# Die richtige Rolle für Sportex Brilliant Carp



## Karsten66 (26. Juli 2011)

Hallo,

ich wollte mich Belohnen und gleich was Richtiges Kaufen.
3x die Sportex Brilliant Carp 2011 nur, ich suche noch die passenden Rollen dafür.

Solls Daiwa sein?, Fox oder doch lieber Shimano??? Muß es unbedingt eine Freilauf sein oder gehts auch ohne???
Bis lang fischte ich mit DAM-Mad und bin nach 2Jahren unzufrieden, Rollenhalter dreht durch... Bremse von der Rolle kaputt u.,u.,u.

Nun bitte ich Euch um Rat ;-),
dieses mal solltes es kein Fehlkauf sein und für ein paar Jahre halten.

Gruß Karsten


----------



## CarpHunter|HD (26. Juli 2011)

*AW: Die richtige Rolle für Sportex Brilliant Carp*

ALso bei Shimano kannste keinen Fehler machen ^^ Dafür ist die Preisklasse sehr hoch


----------



## Loki79 (26. Juli 2011)

*AW: Die richtige Rolle für Sportex Brilliant Carp*

Freilauf ist nett aber nicht zwingend notwendig. Wichtiger sind eine Top-Bremse und genug Schnurfassung (Ob Kanal oder Stausee hast Du ja nicht geschrieben).

Kugellager werden auch überbewertet. Ist ungefähr so wie bei Digicams: Überall wird nur noch mit mehr Megapixel geworben. Das die Bilder damit nicht automatisch besser werden, wird ausgelassen.

Nimm eine Rute mit zum Händler deines Vertrauens, such Dir 2-3 verschiedene Modelle aus, und schraub sie mal dran. Dann wählst Du die aus, mit der Du am besten zurecht kommst.


----------



## Karsten66 (26. Juli 2011)

*AW: Die richtige Rolle für Sportex Brilliant Carp*

Und welche Shimano sollte ich ins Auge fassen?
Ich fische haupsächlich an großen Seen mit Baitboot... also keine großen Stauseen, aber schon auf ne Distanz von 200m.
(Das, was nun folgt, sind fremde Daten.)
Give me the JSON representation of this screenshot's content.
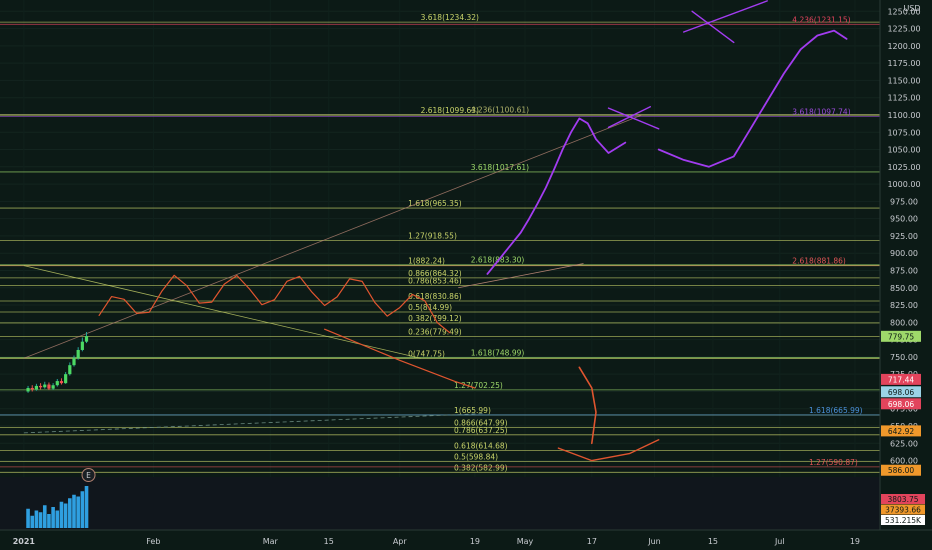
{
  "chart_data": {
    "type": "line",
    "title": "",
    "xlabel": "",
    "ylabel": "",
    "currency": "USD",
    "ylim": [
      582,
      1262
    ],
    "y_ticks": [
      600,
      625,
      650,
      675,
      700,
      725,
      750,
      775,
      800,
      825,
      850,
      875,
      900,
      925,
      950,
      975,
      1000,
      1025,
      1050,
      1075,
      1100,
      1125,
      1150,
      1175,
      1200,
      1225,
      1250
    ],
    "x_ticks": [
      {
        "label": "2021",
        "day": 0
      },
      {
        "label": "Feb",
        "day": 31
      },
      {
        "label": "Mar",
        "day": 59
      },
      {
        "label": "15",
        "day": 73
      },
      {
        "label": "Apr",
        "day": 90
      },
      {
        "label": "19",
        "day": 108
      },
      {
        "label": "May",
        "day": 120
      },
      {
        "label": "17",
        "day": 136
      },
      {
        "label": "Jun",
        "day": 151
      },
      {
        "label": "15",
        "day": 165
      },
      {
        "label": "Jul",
        "day": 181
      },
      {
        "label": "19",
        "day": 199
      }
    ],
    "xlim": [
      -5,
      205
    ],
    "candles": [
      {
        "day": 1,
        "o": 700,
        "c": 705,
        "h": 708,
        "l": 698
      },
      {
        "day": 2,
        "o": 705,
        "c": 703,
        "h": 709,
        "l": 700
      },
      {
        "day": 3,
        "o": 703,
        "c": 708,
        "h": 711,
        "l": 701
      },
      {
        "day": 4,
        "o": 708,
        "c": 706,
        "h": 712,
        "l": 703
      },
      {
        "day": 5,
        "o": 706,
        "c": 710,
        "h": 714,
        "l": 704
      },
      {
        "day": 6,
        "o": 710,
        "c": 704,
        "h": 713,
        "l": 702
      },
      {
        "day": 7,
        "o": 704,
        "c": 709,
        "h": 712,
        "l": 702
      },
      {
        "day": 8,
        "o": 709,
        "c": 715,
        "h": 718,
        "l": 707
      },
      {
        "day": 9,
        "o": 715,
        "c": 712,
        "h": 719,
        "l": 710
      },
      {
        "day": 10,
        "o": 712,
        "c": 725,
        "h": 728,
        "l": 711
      },
      {
        "day": 11,
        "o": 725,
        "c": 738,
        "h": 742,
        "l": 723
      },
      {
        "day": 12,
        "o": 738,
        "c": 748,
        "h": 752,
        "l": 736
      },
      {
        "day": 13,
        "o": 748,
        "c": 760,
        "h": 764,
        "l": 746
      },
      {
        "day": 14,
        "o": 760,
        "c": 772,
        "h": 778,
        "l": 758
      },
      {
        "day": 15,
        "o": 772,
        "c": 780,
        "h": 786,
        "l": 770
      }
    ],
    "horizontal_levels": [
      {
        "label": "3.618(1234.32)",
        "value": 1234.32,
        "day": 95,
        "color": "#c9d46a"
      },
      {
        "label": "4.236(1231.15)",
        "value": 1231.15,
        "day": 184,
        "color": "#e2445c"
      },
      {
        "label": "2.618(1099.63)",
        "value": 1099.63,
        "day": 95,
        "color": "#c9d46a"
      },
      {
        "label": "4.236(1100.61)",
        "value": 1100.61,
        "day": 107,
        "color": "#b0b36a"
      },
      {
        "label": "3.618(1097.74)",
        "value": 1097.74,
        "day": 184,
        "color": "#9b4bd9"
      },
      {
        "label": "3.618(1017.61)",
        "value": 1017.61,
        "day": 107,
        "color": "#9ed96a"
      },
      {
        "label": "1.618(965.35)",
        "value": 965.35,
        "day": 92,
        "color": "#c9d46a"
      },
      {
        "label": "1.27(918.55)",
        "value": 918.55,
        "day": 92,
        "color": "#c9d46a"
      },
      {
        "label": "2.618(883.30)",
        "value": 883.3,
        "day": 107,
        "color": "#9ed96a"
      },
      {
        "label": "2.618(881.86)",
        "value": 881.86,
        "day": 184,
        "color": "#e05555"
      },
      {
        "label": "1(882.24)",
        "value": 882.24,
        "day": 92,
        "color": "#c9d46a"
      },
      {
        "label": "0.866(864.32)",
        "value": 864.32,
        "day": 92,
        "color": "#c9d46a"
      },
      {
        "label": "0.786(853.46)",
        "value": 853.46,
        "day": 92,
        "color": "#c9d46a"
      },
      {
        "label": "0.618(830.86)",
        "value": 830.86,
        "day": 92,
        "color": "#c9d46a"
      },
      {
        "label": "0.5(814.99)",
        "value": 814.99,
        "day": 92,
        "color": "#c9d46a"
      },
      {
        "label": "0.382(799.12)",
        "value": 799.12,
        "day": 92,
        "color": "#c9d46a"
      },
      {
        "label": "0.236(779.49)",
        "value": 779.49,
        "day": 92,
        "color": "#c9d46a"
      },
      {
        "label": "0(747.75)",
        "value": 747.75,
        "day": 92,
        "color": "#c9d46a"
      },
      {
        "label": "1.618(748.99)",
        "value": 748.99,
        "day": 107,
        "color": "#9ed96a"
      },
      {
        "label": "1.27(702.25)",
        "value": 702.25,
        "day": 103,
        "color": "#9ed96a"
      },
      {
        "label": "1(665.99)",
        "value": 665.99,
        "day": 103,
        "color": "#c9d46a"
      },
      {
        "label": "1.618(665.99)",
        "value": 665.99,
        "day": 188,
        "color": "#4a90d9"
      },
      {
        "label": "0.866(647.99)",
        "value": 647.99,
        "day": 103,
        "color": "#c9d46a"
      },
      {
        "label": "0.786(637.25)",
        "value": 637.25,
        "day": 103,
        "color": "#c9d46a"
      },
      {
        "label": "0.618(614.68)",
        "value": 614.68,
        "day": 103,
        "color": "#c9d46a"
      },
      {
        "label": "0.5(598.84)",
        "value": 598.84,
        "day": 103,
        "color": "#c9d46a"
      },
      {
        "label": "0.382(582.99)",
        "value": 582.99,
        "day": 103,
        "color": "#c9d46a"
      },
      {
        "label": "1.27(590.87)",
        "value": 590.87,
        "day": 188,
        "color": "#e05555"
      }
    ],
    "price_tags": [
      {
        "label": "779.75",
        "value": 779.75,
        "color": "#9ed96a",
        "text_color": "#0c1a16"
      },
      {
        "label": "717.44",
        "value": 717.44,
        "color": "#e2445c",
        "text_color": "#ffffff"
      },
      {
        "label": "698.06",
        "value": 698.06,
        "color": "#9bd3e6",
        "text_color": "#0c1a16"
      },
      {
        "label": "698.06",
        "value": 698.06,
        "color": "#e2445c",
        "text_color": "#ffffff"
      },
      {
        "label": "642.92",
        "value": 642.92,
        "color": "#f0982b",
        "text_color": "#0c1a16"
      },
      {
        "label": "586.00",
        "value": 586.0,
        "color": "#f0982b",
        "text_color": "#0c1a16"
      }
    ],
    "volume_tags": [
      {
        "label": "3803.75",
        "color": "#e2445c"
      },
      {
        "label": "37393.66",
        "color": "#f0982b"
      },
      {
        "label": "531.215K",
        "color": "#ffffff"
      }
    ],
    "volumes": [
      22,
      14,
      20,
      18,
      26,
      16,
      24,
      20,
      30,
      28,
      34,
      38,
      36,
      42,
      48
    ],
    "projection": [
      {
        "day": 111,
        "value": 870
      },
      {
        "day": 113,
        "value": 885
      },
      {
        "day": 115,
        "value": 900
      },
      {
        "day": 117,
        "value": 915
      },
      {
        "day": 119,
        "value": 930
      },
      {
        "day": 121,
        "value": 950
      },
      {
        "day": 123,
        "value": 972
      },
      {
        "day": 125,
        "value": 995
      },
      {
        "day": 127,
        "value": 1022
      },
      {
        "day": 129,
        "value": 1050
      },
      {
        "day": 131,
        "value": 1075
      },
      {
        "day": 133,
        "value": 1095
      },
      {
        "day": 135,
        "value": 1088
      },
      {
        "day": 137,
        "value": 1065
      },
      {
        "day": 140,
        "value": 1045
      },
      {
        "day": 144,
        "value": 1060
      }
    ],
    "projection_2": [
      {
        "day": 152,
        "value": 1050
      },
      {
        "day": 158,
        "value": 1035
      },
      {
        "day": 164,
        "value": 1025
      },
      {
        "day": 170,
        "value": 1040
      },
      {
        "day": 174,
        "value": 1080
      },
      {
        "day": 178,
        "value": 1120
      },
      {
        "day": 182,
        "value": 1160
      },
      {
        "day": 186,
        "value": 1195
      },
      {
        "day": 190,
        "value": 1215
      },
      {
        "day": 194,
        "value": 1222
      },
      {
        "day": 197,
        "value": 1210
      }
    ],
    "down_projection": [
      {
        "day": 133,
        "value": 735
      },
      {
        "day": 136,
        "value": 705
      },
      {
        "day": 137,
        "value": 670
      },
      {
        "day": 136,
        "value": 625
      }
    ],
    "event_marker": "E"
  }
}
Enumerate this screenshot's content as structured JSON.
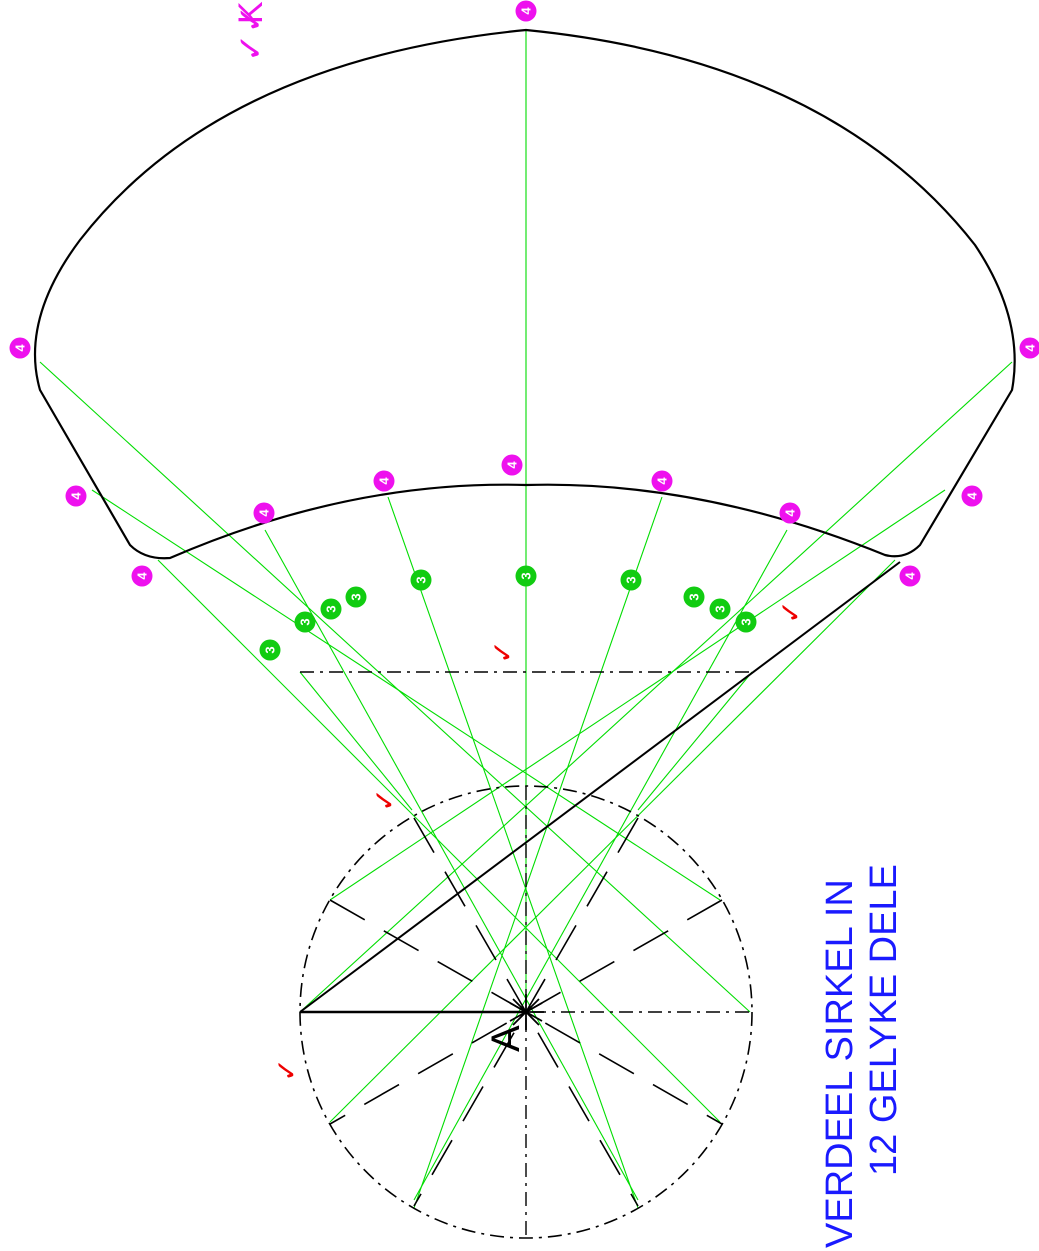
{
  "title": {
    "line1": "VERDEEL SIRKEL IN",
    "line2": "12 GELYKE DELE"
  },
  "point_label": "A",
  "corner_note": {
    "mark": "✓✓",
    "text": "K"
  },
  "check_mark": "✓",
  "markers": {
    "step3": "3",
    "step4": "4"
  },
  "colors": {
    "outline": "#000000",
    "construction": "#00dd00",
    "title": "#1a1aff",
    "step3_fill": "#11cc11",
    "step4_fill": "#ee11ee",
    "check": "#ee0000"
  }
}
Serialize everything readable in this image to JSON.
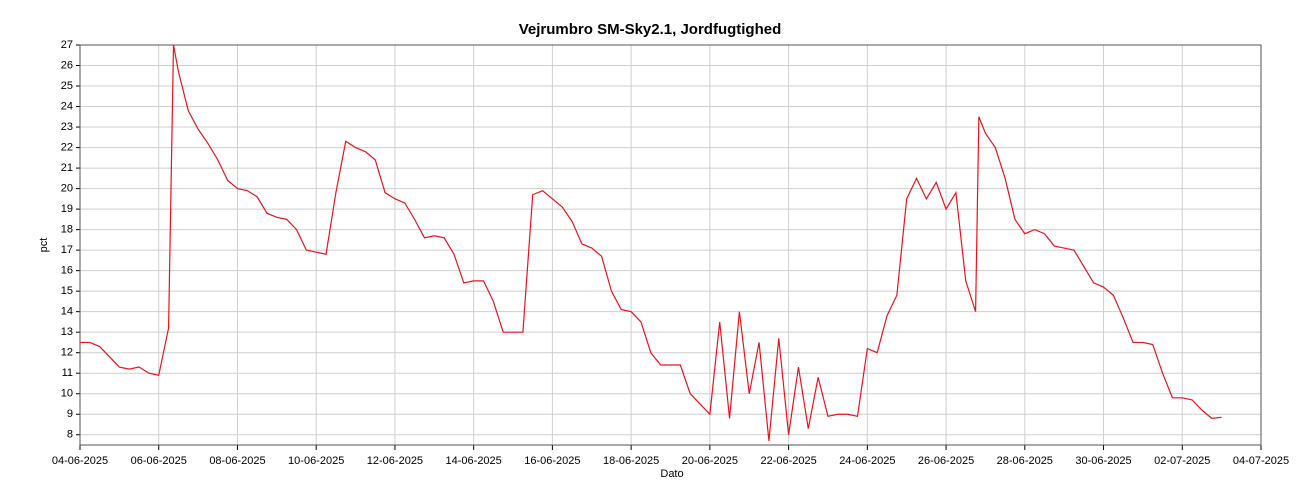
{
  "chart_data": {
    "type": "line",
    "title": "Vejrumbro SM-Sky2.1, Jordfugtighed",
    "x_label": "Dato",
    "y_label": "pct",
    "x": [
      "04-06-2025 00:00",
      "04-06-2025 06:00",
      "04-06-2025 12:00",
      "04-06-2025 18:00",
      "05-06-2025 00:00",
      "05-06-2025 06:00",
      "05-06-2025 12:00",
      "05-06-2025 18:00",
      "06-06-2025 00:00",
      "06-06-2025 06:00",
      "06-06-2025 09:00",
      "06-06-2025 12:00",
      "06-06-2025 18:00",
      "07-06-2025 00:00",
      "07-06-2025 06:00",
      "07-06-2025 12:00",
      "07-06-2025 18:00",
      "08-06-2025 00:00",
      "08-06-2025 06:00",
      "08-06-2025 12:00",
      "08-06-2025 18:00",
      "09-06-2025 00:00",
      "09-06-2025 06:00",
      "09-06-2025 12:00",
      "09-06-2025 18:00",
      "10-06-2025 00:00",
      "10-06-2025 06:00",
      "10-06-2025 12:00",
      "10-06-2025 18:00",
      "11-06-2025 00:00",
      "11-06-2025 06:00",
      "11-06-2025 12:00",
      "11-06-2025 18:00",
      "12-06-2025 00:00",
      "12-06-2025 06:00",
      "12-06-2025 12:00",
      "12-06-2025 18:00",
      "13-06-2025 00:00",
      "13-06-2025 06:00",
      "13-06-2025 12:00",
      "13-06-2025 18:00",
      "14-06-2025 00:00",
      "14-06-2025 06:00",
      "14-06-2025 12:00",
      "14-06-2025 18:00",
      "15-06-2025 00:00",
      "15-06-2025 06:00",
      "15-06-2025 12:00",
      "15-06-2025 18:00",
      "16-06-2025 00:00",
      "16-06-2025 06:00",
      "16-06-2025 12:00",
      "16-06-2025 18:00",
      "17-06-2025 00:00",
      "17-06-2025 06:00",
      "17-06-2025 12:00",
      "17-06-2025 18:00",
      "18-06-2025 00:00",
      "18-06-2025 06:00",
      "18-06-2025 12:00",
      "18-06-2025 18:00",
      "19-06-2025 00:00",
      "19-06-2025 06:00",
      "19-06-2025 12:00",
      "19-06-2025 18:00",
      "20-06-2025 00:00",
      "20-06-2025 06:00",
      "20-06-2025 12:00",
      "20-06-2025 18:00",
      "21-06-2025 00:00",
      "21-06-2025 06:00",
      "21-06-2025 12:00",
      "21-06-2025 18:00",
      "22-06-2025 00:00",
      "22-06-2025 06:00",
      "22-06-2025 12:00",
      "22-06-2025 18:00",
      "23-06-2025 00:00",
      "23-06-2025 06:00",
      "23-06-2025 12:00",
      "23-06-2025 18:00",
      "24-06-2025 00:00",
      "24-06-2025 06:00",
      "24-06-2025 12:00",
      "24-06-2025 18:00",
      "25-06-2025 00:00",
      "25-06-2025 06:00",
      "25-06-2025 12:00",
      "25-06-2025 18:00",
      "26-06-2025 00:00",
      "26-06-2025 06:00",
      "26-06-2025 12:00",
      "26-06-2025 18:00",
      "26-06-2025 20:00",
      "27-06-2025 00:00",
      "27-06-2025 06:00",
      "27-06-2025 12:00",
      "27-06-2025 18:00",
      "28-06-2025 00:00",
      "28-06-2025 06:00",
      "28-06-2025 12:00",
      "28-06-2025 18:00",
      "29-06-2025 00:00",
      "29-06-2025 06:00",
      "29-06-2025 12:00",
      "29-06-2025 18:00",
      "30-06-2025 00:00",
      "30-06-2025 06:00",
      "30-06-2025 12:00",
      "30-06-2025 18:00",
      "01-07-2025 00:00",
      "01-07-2025 06:00",
      "01-07-2025 12:00",
      "01-07-2025 18:00",
      "02-07-2025 00:00",
      "02-07-2025 06:00",
      "02-07-2025 12:00",
      "02-07-2025 18:00",
      "03-07-2025 00:00"
    ],
    "series": [
      {
        "color": "#e8141c",
        "values": [
          12.5,
          12.5,
          12.3,
          11.8,
          11.3,
          11.2,
          11.3,
          11.0,
          10.9,
          13.2,
          27.0,
          25.7,
          23.8,
          22.9,
          22.2,
          21.4,
          20.4,
          20.0,
          19.9,
          19.6,
          18.8,
          18.6,
          18.5,
          18.0,
          17.0,
          16.9,
          16.8,
          19.8,
          22.3,
          22.0,
          21.8,
          21.4,
          19.8,
          19.5,
          19.3,
          18.5,
          17.6,
          17.7,
          17.6,
          16.8,
          15.4,
          15.5,
          15.5,
          14.5,
          13.0,
          13.0,
          13.0,
          19.7,
          19.9,
          19.5,
          19.1,
          18.4,
          17.3,
          17.1,
          16.7,
          15.0,
          14.1,
          14.0,
          13.5,
          12.0,
          11.4,
          11.4,
          11.4,
          10.0,
          9.5,
          9.0,
          13.5,
          8.8,
          14.0,
          10.0,
          12.5,
          7.7,
          12.7,
          8.0,
          11.3,
          8.3,
          10.8,
          8.9,
          9.0,
          9.0,
          8.9,
          12.2,
          12.0,
          13.8,
          14.8,
          19.5,
          20.5,
          19.5,
          20.3,
          19.0,
          19.8,
          15.5,
          14.0,
          23.5,
          22.7,
          22.0,
          20.5,
          18.5,
          17.8,
          18.0,
          17.8,
          17.2,
          17.1,
          17.0,
          16.2,
          15.4,
          15.2,
          14.8,
          13.7,
          12.5,
          12.5,
          12.4,
          11.0,
          9.8,
          9.8,
          9.7,
          9.2,
          8.8,
          8.85
        ]
      }
    ],
    "xlim": [
      "04-06-2025 00:00",
      "04-07-2025 00:00"
    ],
    "xticks": [
      "04-06-2025",
      "06-06-2025",
      "08-06-2025",
      "10-06-2025",
      "12-06-2025",
      "14-06-2025",
      "16-06-2025",
      "18-06-2025",
      "20-06-2025",
      "22-06-2025",
      "24-06-2025",
      "26-06-2025",
      "28-06-2025",
      "30-06-2025",
      "02-07-2025",
      "04-07-2025"
    ],
    "ylim": [
      7.5,
      27
    ],
    "yticks": [
      8,
      9,
      10,
      11,
      12,
      13,
      14,
      15,
      16,
      17,
      18,
      19,
      20,
      21,
      22,
      23,
      24,
      25,
      26,
      27
    ],
    "grid": true
  }
}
Tja das Problem mit Händlern, hier in Braunschweig hat keiner Sportex liegen und teure Rollen auch nicht!!!


----------



## pfefferladen (26. Juli 2011)

*AW: Die richtige Rolle für Sportex Brilliant Carp*

Hier gibts was gutes !!!

http://www.fishingtackle24.de/produ...toh&xploidID=14eda3d8a1b23788675bb3f247f21072


----------



## Loki79 (26. Juli 2011)

*AW: Die richtige Rolle für Sportex Brilliant Carp*

Die Qualität nimmt nicht proportional zum Preis zu! Ich weiß nicht wer euch das immer wieder ins Hirn meißelt! Ab einem gewissen Preis kommt keine "bessere" Technik mehr dazu, sie kosten einfach nur mehr...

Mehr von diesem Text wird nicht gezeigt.